Context explains why this IPO still feels important. The source notes that Securitize joins a growing list of crypto firms that have IPOed over the past two years, but also that the anticipated wave of crypto IPOs has largely fizzled amid broader downturns and because attention has swung toward mega listings like SpaceX. In that environment, deals that do happen are scrutinized hard, and the SPAC mechanics get extra attention. The fact that about 71% of the SPAC’s cash pool stayed in the merger rather than being withdrawn suggests that investors were willing to underwrite at least part of the risk. That is a subtle vote of confidence, and it is exactly the kind of detail boards and CFOs watch when deciding whether to partner, invest, or build.
This is not the first crypto listing in the current era. The source points out that Circle, the issuer of the USDC stablecoin, became the first crypto firm to complete an IPO in June 2025. Three months later, Gemini, the centralized exchange led by the Winklevoss twins, followed suit, and in January BitGo became the first crypto company to go public in 2026. So Securitize is part of a pattern, not an isolated miracle. But the broader takeaway is that tokenization is positioning itself closer to the center of institutional finance rather than remaining in the fringes of trading. That shift is why the BlackRock connection is more than branding.

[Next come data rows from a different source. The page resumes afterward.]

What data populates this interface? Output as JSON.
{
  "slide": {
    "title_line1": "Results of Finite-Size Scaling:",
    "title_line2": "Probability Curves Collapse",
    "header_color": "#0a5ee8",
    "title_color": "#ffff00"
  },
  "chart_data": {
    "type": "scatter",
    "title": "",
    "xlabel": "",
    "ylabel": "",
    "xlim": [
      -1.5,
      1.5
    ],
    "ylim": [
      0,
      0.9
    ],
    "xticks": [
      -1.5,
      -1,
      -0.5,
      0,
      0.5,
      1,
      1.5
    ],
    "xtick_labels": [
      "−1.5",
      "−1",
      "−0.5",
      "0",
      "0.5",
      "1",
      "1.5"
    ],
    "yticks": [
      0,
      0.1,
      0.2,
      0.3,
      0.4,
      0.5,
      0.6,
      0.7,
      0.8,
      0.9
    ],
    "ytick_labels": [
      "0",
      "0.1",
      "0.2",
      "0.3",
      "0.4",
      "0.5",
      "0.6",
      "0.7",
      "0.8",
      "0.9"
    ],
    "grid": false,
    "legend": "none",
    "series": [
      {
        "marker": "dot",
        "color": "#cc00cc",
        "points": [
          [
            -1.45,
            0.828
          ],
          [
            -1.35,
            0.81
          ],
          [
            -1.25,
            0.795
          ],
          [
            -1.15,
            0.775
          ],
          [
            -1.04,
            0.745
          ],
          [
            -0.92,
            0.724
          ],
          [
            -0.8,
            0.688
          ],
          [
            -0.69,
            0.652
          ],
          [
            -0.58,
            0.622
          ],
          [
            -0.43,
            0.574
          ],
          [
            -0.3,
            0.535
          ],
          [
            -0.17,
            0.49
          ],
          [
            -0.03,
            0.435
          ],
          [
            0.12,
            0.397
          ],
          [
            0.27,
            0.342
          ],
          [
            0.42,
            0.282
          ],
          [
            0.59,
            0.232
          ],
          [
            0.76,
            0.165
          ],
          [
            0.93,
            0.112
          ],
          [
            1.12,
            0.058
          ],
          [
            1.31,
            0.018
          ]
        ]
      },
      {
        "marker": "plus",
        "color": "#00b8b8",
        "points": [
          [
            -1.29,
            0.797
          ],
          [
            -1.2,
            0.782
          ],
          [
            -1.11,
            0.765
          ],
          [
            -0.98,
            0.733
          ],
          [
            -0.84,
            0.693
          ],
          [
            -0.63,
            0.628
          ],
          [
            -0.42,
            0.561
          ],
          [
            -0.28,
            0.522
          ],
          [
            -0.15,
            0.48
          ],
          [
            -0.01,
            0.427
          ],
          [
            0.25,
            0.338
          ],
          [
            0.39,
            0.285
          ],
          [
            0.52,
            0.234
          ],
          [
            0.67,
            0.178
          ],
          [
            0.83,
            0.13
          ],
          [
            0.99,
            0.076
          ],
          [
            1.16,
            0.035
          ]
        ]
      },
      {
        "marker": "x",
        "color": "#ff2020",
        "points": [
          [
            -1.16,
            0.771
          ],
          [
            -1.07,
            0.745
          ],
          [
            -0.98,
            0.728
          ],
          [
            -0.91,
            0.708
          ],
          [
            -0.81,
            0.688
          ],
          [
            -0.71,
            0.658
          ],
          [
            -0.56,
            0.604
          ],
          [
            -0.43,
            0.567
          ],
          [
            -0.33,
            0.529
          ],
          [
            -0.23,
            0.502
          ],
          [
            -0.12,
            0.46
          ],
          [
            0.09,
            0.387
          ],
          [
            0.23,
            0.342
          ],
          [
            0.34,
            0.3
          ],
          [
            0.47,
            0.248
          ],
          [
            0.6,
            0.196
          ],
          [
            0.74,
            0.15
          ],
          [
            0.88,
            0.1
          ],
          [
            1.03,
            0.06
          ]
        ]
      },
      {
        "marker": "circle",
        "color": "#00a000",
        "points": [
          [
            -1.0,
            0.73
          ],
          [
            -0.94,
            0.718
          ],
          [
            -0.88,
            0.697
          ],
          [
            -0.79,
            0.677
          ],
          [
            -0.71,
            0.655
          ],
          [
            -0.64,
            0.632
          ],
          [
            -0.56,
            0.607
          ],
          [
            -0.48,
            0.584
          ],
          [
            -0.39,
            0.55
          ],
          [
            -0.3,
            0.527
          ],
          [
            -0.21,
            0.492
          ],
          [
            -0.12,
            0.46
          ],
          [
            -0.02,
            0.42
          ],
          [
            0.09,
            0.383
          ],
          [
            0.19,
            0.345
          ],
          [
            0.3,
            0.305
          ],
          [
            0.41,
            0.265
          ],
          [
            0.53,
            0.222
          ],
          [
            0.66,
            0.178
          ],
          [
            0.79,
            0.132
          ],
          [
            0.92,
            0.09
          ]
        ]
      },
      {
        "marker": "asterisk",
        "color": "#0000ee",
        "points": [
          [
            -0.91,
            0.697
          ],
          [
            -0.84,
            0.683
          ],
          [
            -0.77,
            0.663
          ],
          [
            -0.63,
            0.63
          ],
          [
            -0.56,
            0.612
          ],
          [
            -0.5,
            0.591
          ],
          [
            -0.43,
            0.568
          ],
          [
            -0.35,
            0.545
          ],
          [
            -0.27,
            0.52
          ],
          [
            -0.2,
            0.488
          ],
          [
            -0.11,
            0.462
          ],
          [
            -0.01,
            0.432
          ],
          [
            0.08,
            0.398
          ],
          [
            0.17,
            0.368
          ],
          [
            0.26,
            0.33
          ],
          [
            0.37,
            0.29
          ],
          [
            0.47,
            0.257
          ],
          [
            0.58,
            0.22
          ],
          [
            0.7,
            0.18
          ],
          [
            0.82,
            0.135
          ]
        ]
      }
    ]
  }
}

On that point, the source includes a specific track record. Founded in 2017 by Carlos Domingo and Jamie Finn, Securitize has helped asset managers like VanEck launch a tokenized U.S. Treasury fund and has partnered with the New York Stock Exchange on a planned platform for trading tokenized stocks and exchange-traded funds. It has also worked with BlackRock to create a tokenized money market fund known as BUIDL, and in 2024 BlackRock led a $47 million investment into Securitize. Earlier this month, Citi rolled out a product allowing wealthy and institutional clients to trade shares of private companies through a blockchain, and the report adds that major U.S. banks, including JPMorgan, Bank of America, Wells Fargo, and Citigroup, reportedly plan to launch a tokenized deposit network in 2027. These are not identical projects, but they rhyme. They imply that tokenization is moving from “possible” to “planned,” which is where capital markets start paying attention.
Strategically, Securitize’s debut raises the bar for everyone who is trying to decide what to do next. If you are a public-market exec at a broker, exchange, or financial platform, this IPO is a reminder that tokenization is finding a path to mainstream legitimacy through real funding rounds and real listings. If you are an investor or board member evaluating crypto adjacency, the lesson is that credibility is increasingly measured by whether companies can translate blockchain infrastructure into compliant financial products that public markets can underwrite. Today’s pop is a percentage on a screen. The deeper signal is that tokenization is inching toward the kind of deal flow and distribution power that only public markets can normalize.